In the modern industry Resin Transfer Molding (RTM) is a well-known low cost technique to produce high quality composite materials parts in a relatively short time. The process injects a pressurized resin in a closed mold containing a fiber preform to fill all the empty spaces between fibers and inside fiber tows. Often modeling of infiltration processes is performed treating the material as a homogeneous porous medium. However, engineering reinforcements used in the industry are often dual scale presenting different filling rate for the pores inside the fiber tows and for the regions between the fiber tows. One of the main issues related with the RTM process are flow induced defects and the presence of dual scale flow could potentially lead to meso and microvoid generation and entrapment. Once a part is cured, such voids influence negatively its performance, reducing mechanical properties and, in some cases, representing localized spots for crack initiation and future failure. In this work, the dual scale nature of the process is modeled using Liquid Injection Molding Simulation (LIMS) software.
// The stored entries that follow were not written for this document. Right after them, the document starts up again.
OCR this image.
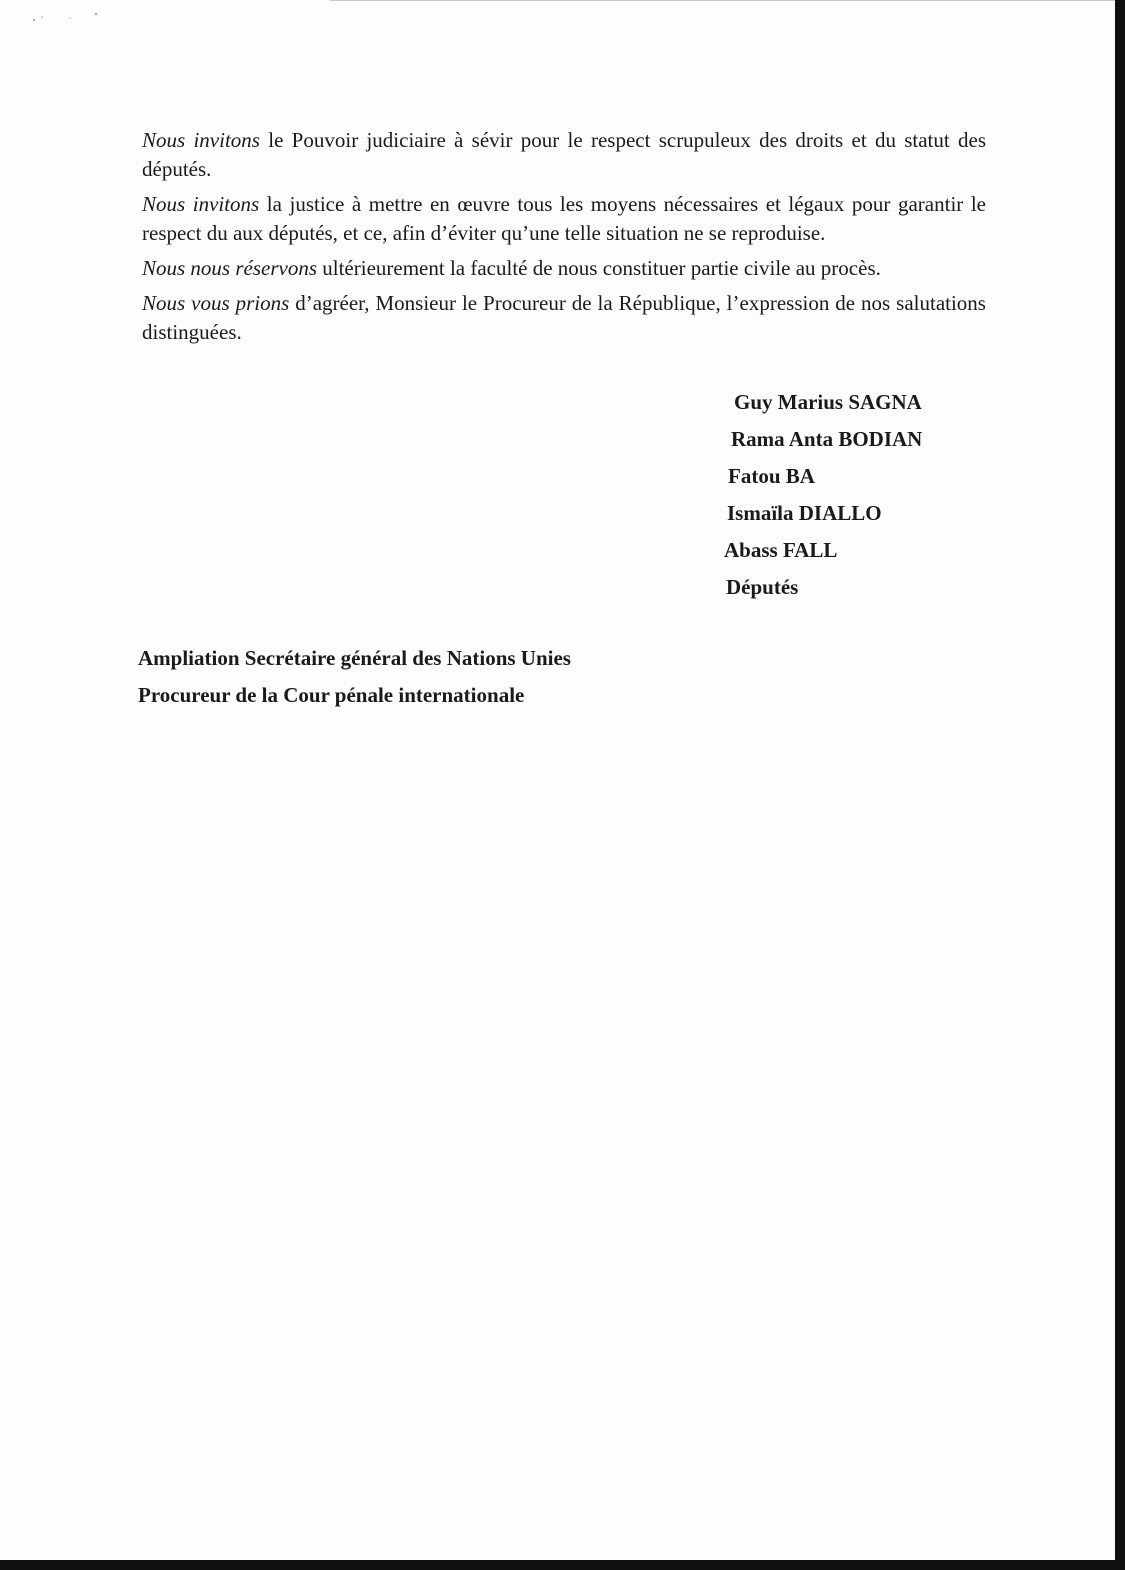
Nous invitons le Pouvoir judiciaire à sévir pour le respect scrupuleux des droits et du statut des députés.

Nous invitons la justice à mettre en œuvre tous les moyens nécessaires et légaux pour garantir le respect du aux députés, et ce, afin d’éviter qu’une telle situation ne se reproduise.

Nous nous réservons ultérieurement la faculté de nous constituer partie civile au procès.

Nous vous prions d’agréer, Monsieur le Procureur de la République, l’expression de nos salutations distinguées.

Guy Marius SAGNA
Rama Anta BODIAN
Fatou BA
Ismaïla DIALLO
Abass FALL
Députés
Ampliation Secrétaire général des Nations Unies
Procureur de la Cour pénale internationale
The saturation of the tows is analyzed using a network of one-dimensional elements, which are attached to the mesh that represents the bulk preform. This network is modified to take into account the anisotropic permeability of the fiber tows and the architecture of the reinforcement. Capillary effects deriving from the compacted tows are also included. The model is validated with experiments, in which flow front position and dual scale filled regions are measured optically. Two geometries are investigated, first a flat plate geometry, and second a C-shaped spar. Role of various processing conditions is also included in this study; such as the effect of vacuum conditions on bulk and tow filling during the impregnation of the reinforcement, and on the final quality of the part in terms of void content.